McGregor would continue his strange mastery of the Angels. And Witt was left trying to explain the wall he consistently runs into when pitching against the Orioles.

“Ever since I’ve been here, they’ve had pretty good hitters,” Witt said. “They can hit basically any pitch out of the ballpark. I am aware of that fact.”

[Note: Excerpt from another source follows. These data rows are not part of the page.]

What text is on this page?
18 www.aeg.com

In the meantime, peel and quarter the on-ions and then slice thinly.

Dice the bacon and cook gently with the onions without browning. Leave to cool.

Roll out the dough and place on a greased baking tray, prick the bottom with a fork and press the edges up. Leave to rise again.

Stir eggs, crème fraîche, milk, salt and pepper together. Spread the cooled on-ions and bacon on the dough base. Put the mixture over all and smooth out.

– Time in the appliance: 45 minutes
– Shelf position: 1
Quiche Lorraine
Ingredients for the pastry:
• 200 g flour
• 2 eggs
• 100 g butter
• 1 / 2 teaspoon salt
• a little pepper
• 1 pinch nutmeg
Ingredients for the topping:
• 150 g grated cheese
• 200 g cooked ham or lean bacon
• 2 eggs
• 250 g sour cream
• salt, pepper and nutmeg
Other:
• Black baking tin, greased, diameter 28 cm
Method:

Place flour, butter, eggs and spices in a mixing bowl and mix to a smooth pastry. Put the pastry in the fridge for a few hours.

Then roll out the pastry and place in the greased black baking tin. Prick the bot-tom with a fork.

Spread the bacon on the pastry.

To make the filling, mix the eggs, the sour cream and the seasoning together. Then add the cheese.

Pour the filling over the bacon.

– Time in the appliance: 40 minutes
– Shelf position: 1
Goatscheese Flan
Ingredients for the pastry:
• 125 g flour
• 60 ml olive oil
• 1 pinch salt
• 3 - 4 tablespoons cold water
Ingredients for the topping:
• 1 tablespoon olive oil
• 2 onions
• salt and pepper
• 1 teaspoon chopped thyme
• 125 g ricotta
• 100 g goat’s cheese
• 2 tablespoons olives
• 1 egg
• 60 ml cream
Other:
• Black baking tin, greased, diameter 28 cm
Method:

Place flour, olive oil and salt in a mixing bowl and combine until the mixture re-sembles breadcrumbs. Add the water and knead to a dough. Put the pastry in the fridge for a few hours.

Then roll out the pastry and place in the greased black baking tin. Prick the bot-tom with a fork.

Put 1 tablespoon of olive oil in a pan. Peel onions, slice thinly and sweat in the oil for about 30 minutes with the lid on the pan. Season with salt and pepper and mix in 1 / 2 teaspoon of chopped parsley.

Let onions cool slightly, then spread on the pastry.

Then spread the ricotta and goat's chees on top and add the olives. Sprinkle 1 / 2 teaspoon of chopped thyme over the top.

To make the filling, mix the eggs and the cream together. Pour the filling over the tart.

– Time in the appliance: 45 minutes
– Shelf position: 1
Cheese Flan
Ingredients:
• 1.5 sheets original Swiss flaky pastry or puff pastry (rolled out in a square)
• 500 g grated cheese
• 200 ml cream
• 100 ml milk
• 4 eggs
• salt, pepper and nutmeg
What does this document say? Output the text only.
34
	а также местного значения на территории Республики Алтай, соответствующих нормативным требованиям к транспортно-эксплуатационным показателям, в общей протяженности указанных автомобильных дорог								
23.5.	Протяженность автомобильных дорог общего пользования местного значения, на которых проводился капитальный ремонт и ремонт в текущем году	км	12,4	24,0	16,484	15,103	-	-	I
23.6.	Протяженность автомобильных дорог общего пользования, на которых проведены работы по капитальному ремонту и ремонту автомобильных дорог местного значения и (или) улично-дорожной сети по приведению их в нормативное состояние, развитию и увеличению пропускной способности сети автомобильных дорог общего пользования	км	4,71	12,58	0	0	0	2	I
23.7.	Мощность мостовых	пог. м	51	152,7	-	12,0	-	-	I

But just to make sure, Lynn and Dwyer heightened that awareness one more time Saturday.

Angel Notes

Butch Wynegar, facing foot surgery that will sideline him two to three months, is expected to be placed on the disabled list today. “It’s final-decision day,” Wynegar said. “It’s not the greatest of news, but we’ve exhausted every other option. I can’t keep playing one game a week and then have to take a week off. That puts Gene (Mauch) in a bind.” The surgery that team physician Dr. Lewis Yocum has prescribed--the removal of bone spurs in Wynegar’s right toe--creates a longer recovery period for catchers than other players. “At first, I thought he meant it’d be two or three weeks,” Wynegar said. “But it’s months. It wouldn’t be that long if I was a different position player, but with a catcher, there’s so much squatting involved. It’s impossible to play on it now. Maybe I can come back and salvage the last couple months of the season.” The same two-to-three month timetable has been set for disabled pitcher Kirk McCaskill. “We’ll come back together and start the same night,” Wynegar said with a smile. . . . The Angels are expected to carry 11 pitchers once Wynegar is placed on the disabled list. A likely candidate for recall is Edmonton starter Jack Lazorko, who improved his record to 7-0 with a 7-3 victory over Las Vegas Friday. . . . Bryan Harvey, whom the Angels recalled from Double-A Midland (Tex.) Friday, made his major league debut in the ninth inning Saturday. He only had to face, in order, Cal Ripken, Eddie Murray, Fred Lynn and Ray Knight. Harvey struck out Ripken and got Murray on a sharp one-hopper to second. Then, he walked Lynn and threw two wild pitches to Knight before retiring him on a deep fly to left. “Whew, that was tough,” Harvey drawled afterward. “Lord, I was scared to death. And it got worse after the first (out). (Catcher) Darrell Miller had to come out and tell me to take it easy. I was just glad to get in and get my feet wet.”